Detecting neutrino mass difference with cosmology
Anze Slosar
TL;DR
This work questions the common cosmological assumption of degenerate neutrino masses in light of terrestrial mass-squared splittings, notably $|\Delta m^2_{23}|\sim2.5\times10^{-3}\ \mathrm{eV}^2$. It extends prior analyses by modeling two neutrino masses ($m_1=m_2$ and $m_3=\alpha\sum m_i$) and including CMB lensing reconstruction, evaluating impacts on the CMB, matter, and lensing spectra via CAMB and Fisher-matrix methods. The findings show that for realistic neutrino masses, non-degeneracy corrections are below current numerical accuracy for CMB and matter, with lensing only revealing potential biases in ideal experiments; however, degeneracies with other parameters prevent a direct detection of the mass difference.

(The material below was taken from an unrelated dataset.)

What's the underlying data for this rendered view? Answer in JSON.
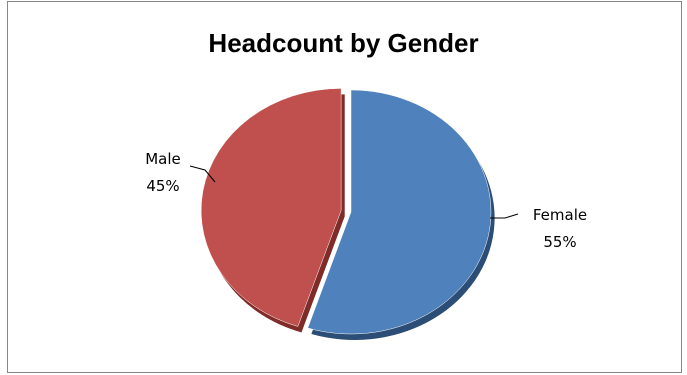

In exotic scenarios without tight splitting constraints, non-degeneracy could produce substantial corrections across probes, underscoring that the degeneracy assumption is generally robust but not universally valid. Overall, lensing remains the most promising avenue to probe mass differences, but breaking parameter degeneracies is crucial for a definitive measurement.
Abstract
Cosmological parameter estimation exercises usually make the approximation that the three standard neutrinos have degenerate mass, which is at odds with recent terrestrial measurements of the difference in the square of neutrino masses. In this paper we examine whether the use of this approximation is justified for the cosmic microwave background (CMB) spectrum, matter power spectrum and the CMB lensing potential power spectrum. We find that, assuming m^2_{23} ~ 2.5x10^{-3}$eV^2 in agreement with recent Earth based measurements of atmospheric neutrino oscillations, the correction due to non-degeneracy is of the order of precision of present numerical codes and undetectable for the foreseeable future for the CMB and matter power spectra. An ambitious experiment that could reconstruct the lensing potential power spectrum to the cosmic variance limit up to l~1000 will have to take the effect into account in order to avoid biases. The degeneracies with other parameters, however, will make the detection of the neutrino mass difference impossible. We also show that relaxing the bound on the neutrino mass difference will also increase the error-bar on the sum of neutrino masses by a factor of up to a few. For exotic models with significantly non-degenerate neutrinos the corrections due to non-degeneracy could become important for all the cosmological probes discussed here.